The proposal came following a lackluster response to a request for investors to outline their intentions “past and future” towards the DAO.
Arguably competitors in the space, both Merit Circle (MC) and YGG are play-to-earn-focused DAOs that provide scholarship opportunities for players, as well as making investments in online play-to-earn games.
The spat hints at a growing number of potentially tricky issues investors need to take into account when getting involved with a DAO, as participants seek to find backers that can prove their value beyond merely putting up cash.
This month marks the start of a 36-month vesting period for seed tokens given to angel investors and venture capital funds in MC’s DAO, representing 14.06% of the total token supply.

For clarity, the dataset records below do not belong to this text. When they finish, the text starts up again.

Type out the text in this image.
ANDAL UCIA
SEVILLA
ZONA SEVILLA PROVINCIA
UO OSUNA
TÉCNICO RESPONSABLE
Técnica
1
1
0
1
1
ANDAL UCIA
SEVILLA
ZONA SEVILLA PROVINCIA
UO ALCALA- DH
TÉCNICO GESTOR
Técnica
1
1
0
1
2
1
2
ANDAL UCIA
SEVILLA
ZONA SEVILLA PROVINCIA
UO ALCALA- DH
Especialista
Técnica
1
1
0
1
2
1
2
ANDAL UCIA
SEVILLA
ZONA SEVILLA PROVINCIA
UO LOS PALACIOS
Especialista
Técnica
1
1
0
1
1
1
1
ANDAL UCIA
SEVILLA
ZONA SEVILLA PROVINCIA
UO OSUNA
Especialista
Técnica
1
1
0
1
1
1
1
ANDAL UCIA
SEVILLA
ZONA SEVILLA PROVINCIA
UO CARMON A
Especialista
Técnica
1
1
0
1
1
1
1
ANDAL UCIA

Philippines-based YGG and its co-founder Gabby Dizon invested a total of 175,000 USDC in MC in late September 2021, in what portfolio operations manager Kazuo described as “a high risk, early-stage commitment.” This gave them just under 5.5 million MC tokens overall, which were priced at $0.032 each.
The proposal seeks to reclaim those tokens and refund YGG its initial investment.

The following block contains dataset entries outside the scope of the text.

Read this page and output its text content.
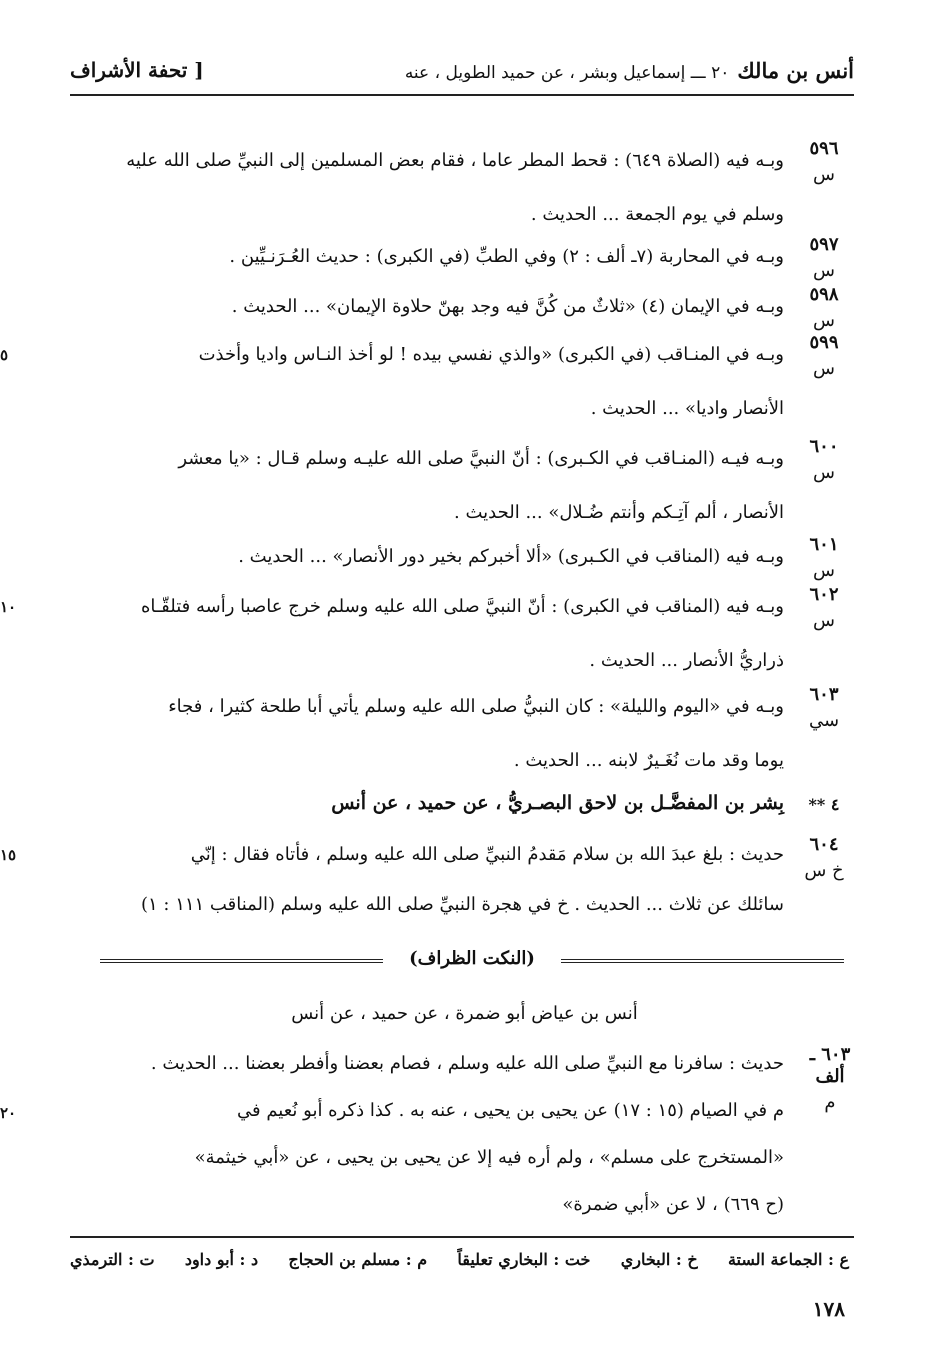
أنس بن مالك
٢٠ ـــ إسماعيل وبشر ، عن حميد الطويل ، عنه
[ تحفة الأشراف
٥٩٦
س
وبـه فيه (الصلاة ٦٤٩) : قحط المطر عاما ، فقام بعض المسلمين إلى النبيِّ صلى الله عليه
وسلم في يوم الجمعة ... الحديث .
٥٩٧
س
وبـه في المحاربة (٧ـ ألف : ٢) وفي الطبِّ (في الكبرى) : حديث العُـرَنـيِّين .
٥٩٨
س
وبـه في الإيمان (٤) «ثلاثٌ من كُنَّ فيه وجد بهنّ حلاوة الإيمان» ... الحديث .
٥٩٩
س
وبـه في المنـاقب (في الكبرى) «والذي نفسي بيده ! لو أخذ النـاس واديا وأخذت
الأنصار واديا» ... الحديث .
٥
٦٠٠
س
وبـه فيـه (المنـاقب في الكـبرى) : أنّ النبيَّ صلى الله عليـه وسلم قـال : «يا معشر
الأنصار ، ألم آتِـكم وأنتم ضُـلال» ... الحديث .
٦٠١
س
وبـه فيه (المناقب في الكـبرى) «ألا أخبركم بخير دور الأنصار» ... الحديث .
٦٠٢
س
وبـه فيه (المناقب في الكبرى) : أنّ النبيَّ صلى الله عليه وسلم خرج عاصبا رأسه فتلقّـاه
ذراريُّ الأنصار ... الحديث .
١٠
٦٠٣
سي
وبـه في «اليوم والليلة» : كان النبيُّ صلى الله عليه وسلم يأتي أبا طلحة كثيرا ، فجاء
يوما وقد مات نُغَـيرٌ لابنه ... الحديث .
٤ **
بِشر بن المفضَّـل بن لاحق البصـريُّ ، عن حميد ، عن أنس
٦٠٤
خ س
حديث : بلغ عبدَ الله بن سلام مَقدمُ النبيِّ صلى الله عليه وسلم ، فأتاه فقال : إنّي
سائلك عن ثلاث ... الحديث . خ في هجرة النبيِّ صلى الله عليه وسلم (المناقب ١١١ : ١)
١٥
(النكت الظراف)
أنس بن عياض أبو ضمرة ، عن حميد ، عن أنس
٦٠٣ ـ ألف
م
حديث : سافرنا مع النبيِّ صلى الله عليه وسلم ، فصام بعضنا وأفطر بعضنا ... الحديث .
م في الصيام (١٥ : ١٧) عن يحيى بن يحيى ، عنه به . كذا ذكره أبو نُعيم في
«المستخرج على مسلم» ، ولم أره فيه إلا عن يحيى بن يحيى ، عن «أبي خيثمة»
(ح ٦٦٩) ، لا عن «أبي ضمرة»
٢٠
ع : الجماعة الستة
خ : البخاري
خت : البخاري تعليقاً
م : مسلم بن الحجاج
د : أبو داود
ت : الترمذي
١٧٨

While outlining its contributions to the DAO – the post that sparked this debate – YGG said that it had introduced MC to other early-stage investors, co-invested in projects such as Big Time, Cyball and Fancy Birds, had offered to lend out its own assets if needed and orchestrated a media push.
However, these claims were attacked by DAO member HoneyBarrel. Unlike other investors, who were able to point to specific examples of connections they had facilitated, YGG didn’t make any mention of which new investors it had brought in.
HoneyBarrel claimed YGG’s outreach consisted of just two articles in Coindesk and Yahoo Finance, one mention on its discord server and five tweets, four of which were posted on the same day from YGG and Dizon’s social media accounts. And despite offers to lend out assets, this never actually happened.
A spokesperson for YGG didn’t immediately respond to a request for comment.
The proposal to expel YGG appears to have support; DAO members are largely disappointed with YGG’s contributions. But even some of those that agree with the sentiment behind the proposal are urging caution on the grounds that ousting YGG could have profound implications for the reputation of the DAO, as well as venture capital attitudes towards investing in DAOs in the future.
“Setting a precedent like that for other DAOs can come back to hurt MC with its own investments in the future,” said BambinoValue in response to the proposal. “This is a dangerous precedent full stop.”
In a post on MC’s governance forum, MC’s core team said it was in touch with YGG, and had been discussing options internally, but the ultimate decision on its fate would lie with a vote within the DAO – a measure it said it didn’t want to rush. It aims to proceed to the voting stage “in the near future.” A spokesperson for MC declined to comment further when contacted by The Block.
The affair may prove a test case for the power of DAOs and whether there are limits to their ability to enact major decisions. At this stage, the terms of YGG’s agreement with MC – and whether it would have legal recourse – isn’t clear.
Ioana Surpateanu, an advisor for Swash, Poolz Finance and Cryptowalkers, as well as an executive board member at the Multichain Asset Managers Association, told The Block however that removing YGG as an investor may not be as damaging to its reputation as some DAO members fear.
“I think this is somewhat targeted at YGG because there were other seed investors mentioned and their contribution was considered to be better,” she said. “I guess the test will be the vote. Things are in motion in the interim and there is this quest for a compromise, but we don’t know for sure what the community wants until it actually goes through a vote.”